Before escalating externally, first send a formal written complaint directly to the research analyst or firm.

Clearly mention:

  • The service purchased
  • amount paid
  • issue faced
  • losses suffered
  • expected resolution

Always keep proof of complaint submission.

Step 3: File Complaint with SEBI SCORES

If the issue remains unresolved, investors can file a complaint through: SEBI Complaints Redress System (SCORES)

Attach all evidence properly while filing the complaint.

Detailed and documented complaints generally carry much more weight.

Step 4: Raise a Complaint with SMART ODR

Investors can also use: SMART ODR (Securities Market Approach for Resolution Through ODR) for online dispute resolution, mediation, and conciliation.

This process is designed specifically for disputes involving securities market intermediaries.

Step 5: Stock Market Arbitration

In cases involving large financial losses or serious disputes, investors may also explore arbitration proceedings where applicable.

Arbitration can become important when:

  • Substantial losses are involved.
  • The evidence is strong.
  • Disputes remain unresolved after earlier complaint stages.

Before entering arbitration, traders should organise all documentation carefully.

Need Help?

If you’ve subscribed to services from Vikas Sharma Research Analyst and are facing issues or unexpected losses, you don’t have to handle the situation alone. 

We understand how frustrating it is when things don’t go as promised, and our team is here to guide you through the complaint process every step of the way. 

Our team helps you by organizing your evidence, drafting your formal complaint, and ensuring your case is presented clearly.

So, don’t let your concerns go unaddressed. Register with us today, and let our team guide you through the process, step by step.

Conclusion

If you’ve been through the frustration of paying for services that didn’t deliver, or if you’ve faced losses because of misleading advice, don’t just sit in silence. 
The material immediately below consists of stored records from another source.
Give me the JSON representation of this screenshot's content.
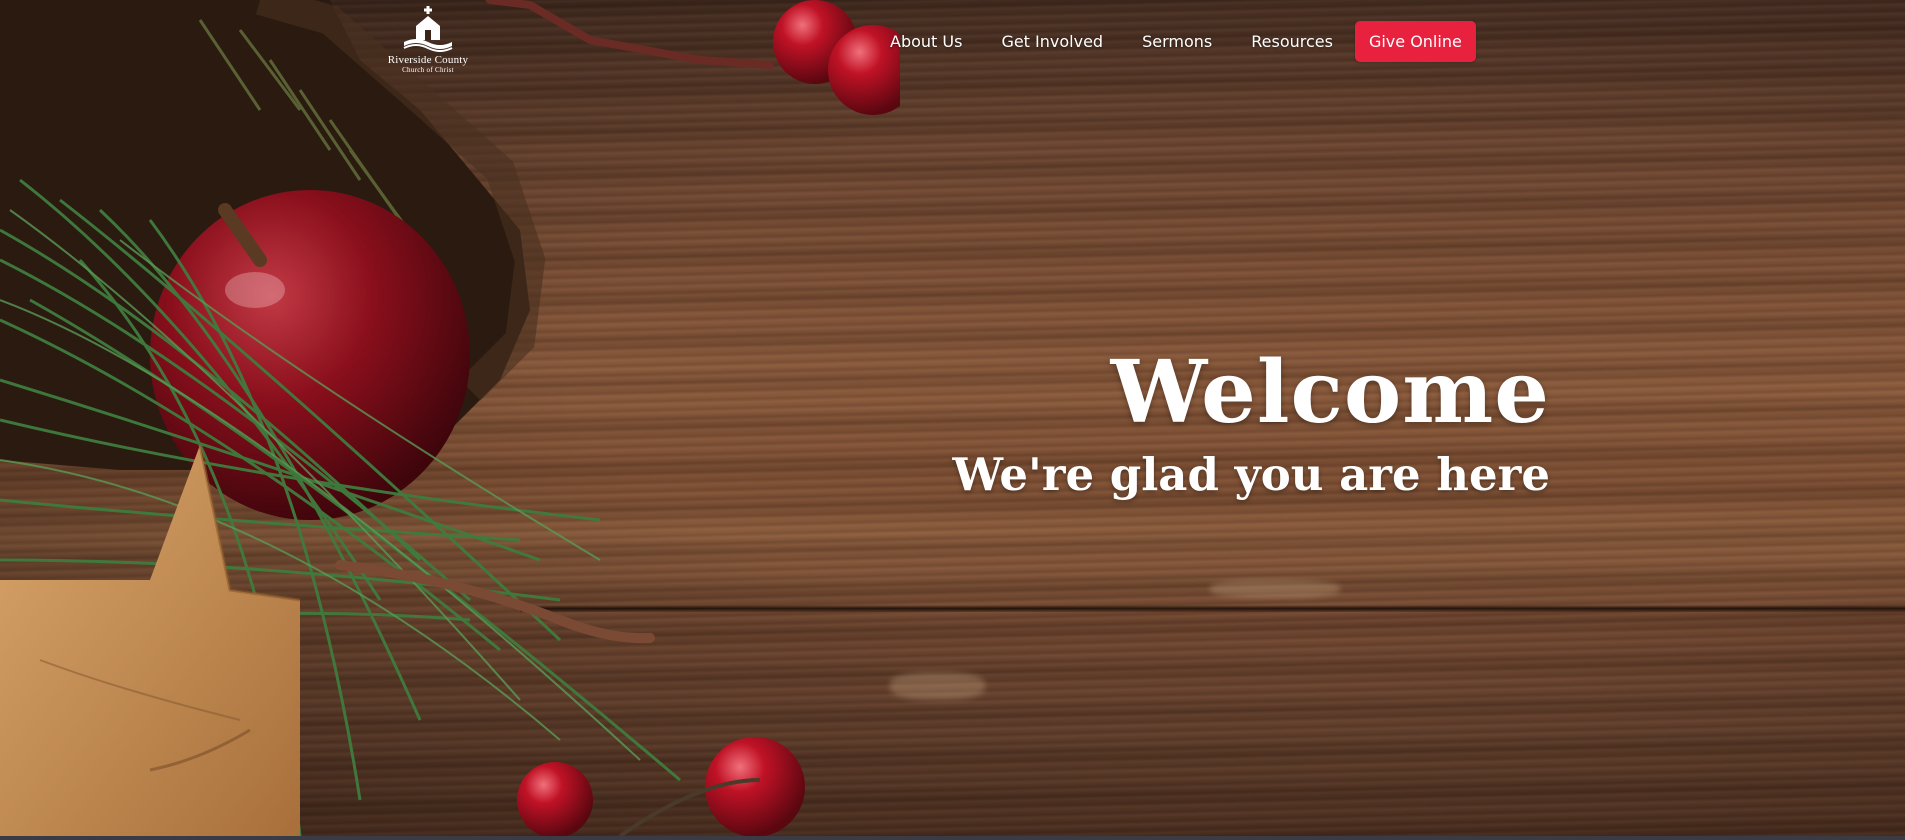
{
  "logo": {
    "line1": "Riverside County",
    "line2": "Church of Christ"
  },
  "nav": {
    "items": [
      {
        "label": "About Us"
      },
      {
        "label": "Get Involved"
      },
      {
        "label": "Sermons"
      },
      {
        "label": "Resources"
      }
    ],
    "give_button": "Give Online"
  },
  "hero": {
    "title": "Welcome",
    "subtitle": "We're glad you are here"
  },
  "colors": {
    "accent": "#e8213f",
    "text": "#ffffff"
  }
}
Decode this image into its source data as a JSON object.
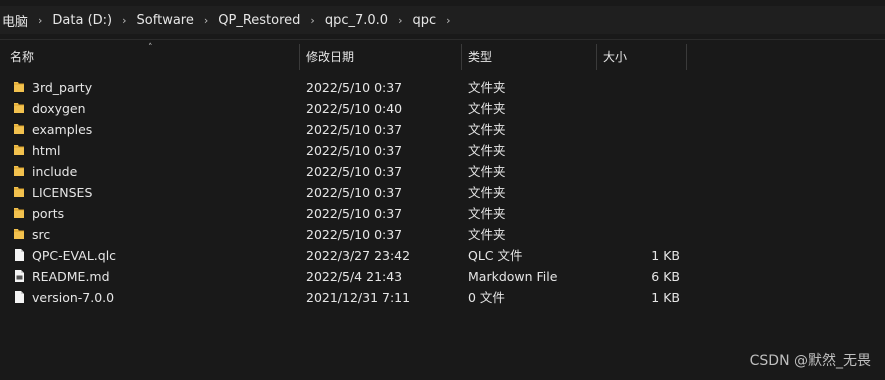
{
  "breadcrumb": [
    "电脑",
    "Data (D:)",
    "Software",
    "QP_Restored",
    "qpc_7.0.0",
    "qpc"
  ],
  "breadcrumb_separator": "›",
  "columns": {
    "name": "名称",
    "date": "修改日期",
    "type": "类型",
    "size": "大小"
  },
  "sort_indicator": "˄",
  "rows": [
    {
      "name": "3rd_party",
      "date": "2022/5/10 0:37",
      "type": "文件夹",
      "size": "",
      "icon": "folder-icon"
    },
    {
      "name": "doxygen",
      "date": "2022/5/10 0:40",
      "type": "文件夹",
      "size": "",
      "icon": "folder-icon"
    },
    {
      "name": "examples",
      "date": "2022/5/10 0:37",
      "type": "文件夹",
      "size": "",
      "icon": "folder-icon"
    },
    {
      "name": "html",
      "date": "2022/5/10 0:37",
      "type": "文件夹",
      "size": "",
      "icon": "folder-icon"
    },
    {
      "name": "include",
      "date": "2022/5/10 0:37",
      "type": "文件夹",
      "size": "",
      "icon": "folder-icon"
    },
    {
      "name": "LICENSES",
      "date": "2022/5/10 0:37",
      "type": "文件夹",
      "size": "",
      "icon": "folder-icon"
    },
    {
      "name": "ports",
      "date": "2022/5/10 0:37",
      "type": "文件夹",
      "size": "",
      "icon": "folder-icon"
    },
    {
      "name": "src",
      "date": "2022/5/10 0:37",
      "type": "文件夹",
      "size": "",
      "icon": "folder-icon"
    },
    {
      "name": "QPC-EVAL.qlc",
      "date": "2022/3/27 23:42",
      "type": "QLC 文件",
      "size": "1 KB",
      "icon": "file-icon"
    },
    {
      "name": "README.md",
      "date": "2022/5/4 21:43",
      "type": "Markdown File",
      "size": "6 KB",
      "icon": "markdown-file-icon"
    },
    {
      "name": "version-7.0.0",
      "date": "2021/12/31 7:11",
      "type": "0 文件",
      "size": "1 KB",
      "icon": "file-icon"
    }
  ],
  "watermark": "CSDN @默然_无畏",
  "colors": {
    "background": "#191919",
    "text": "#e6e6e6",
    "folder": "#f2c14e"
  }
}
You have rights as an investor, and there are formal ways to speak up.

If you’ve encountered similar problems, take the next step: gather your records and file a formal complaint.

It’s the best way to hold services accountable and try to set things right. Don’t let poor service go unchallenged; take action today.

Disclaimer: The reviews mentioned in this document have been collected from publicly available online sources and represent the personal experiences and opinions of individual users. They have not been independently verified, endorsed, or approved by SEBI or any other regulatory authority. 

Frequently Asked Questions

1. Does SEBI registration guarantee profits?

No, SEBI registration does not guarantee profits. It only means the entity is compliant with regulatory standards. 

A registered entity can still provide poor service or lead to trading losses.

2. What should I do if trading alerts are regularly delayed?

Delayed alerts significantly impact the risk-reward ratio in intraday trading. 

You should document these delays with screenshots or timestamps as evidence and consider escalating the issue formally to the firm or SEBI.

3. Why are some advisory services risky for small-capital traders?

Many derivative strategies require large margins and carry high risk. If your capital is limited, high-risk strategies can deplete your account very quickly. 

Always evaluate if the suggested strategy aligns with your capital and risk tolerance.

4. How can I address discrepancies in promised versus delivered services?

If you were promised a specific number of daily calls that are not being met, keep a record of the initial sales communication. 

This discrepancy should be a key part of any formal complaint regarding misleading service quality.

5. What does it mean when an advisory service only highlights profits but stays silent on losses?

This is a major red flag. Professional advisory services should provide transparent reporting, including stop-loss hits and overall performance, rather than just highlighting successful trades.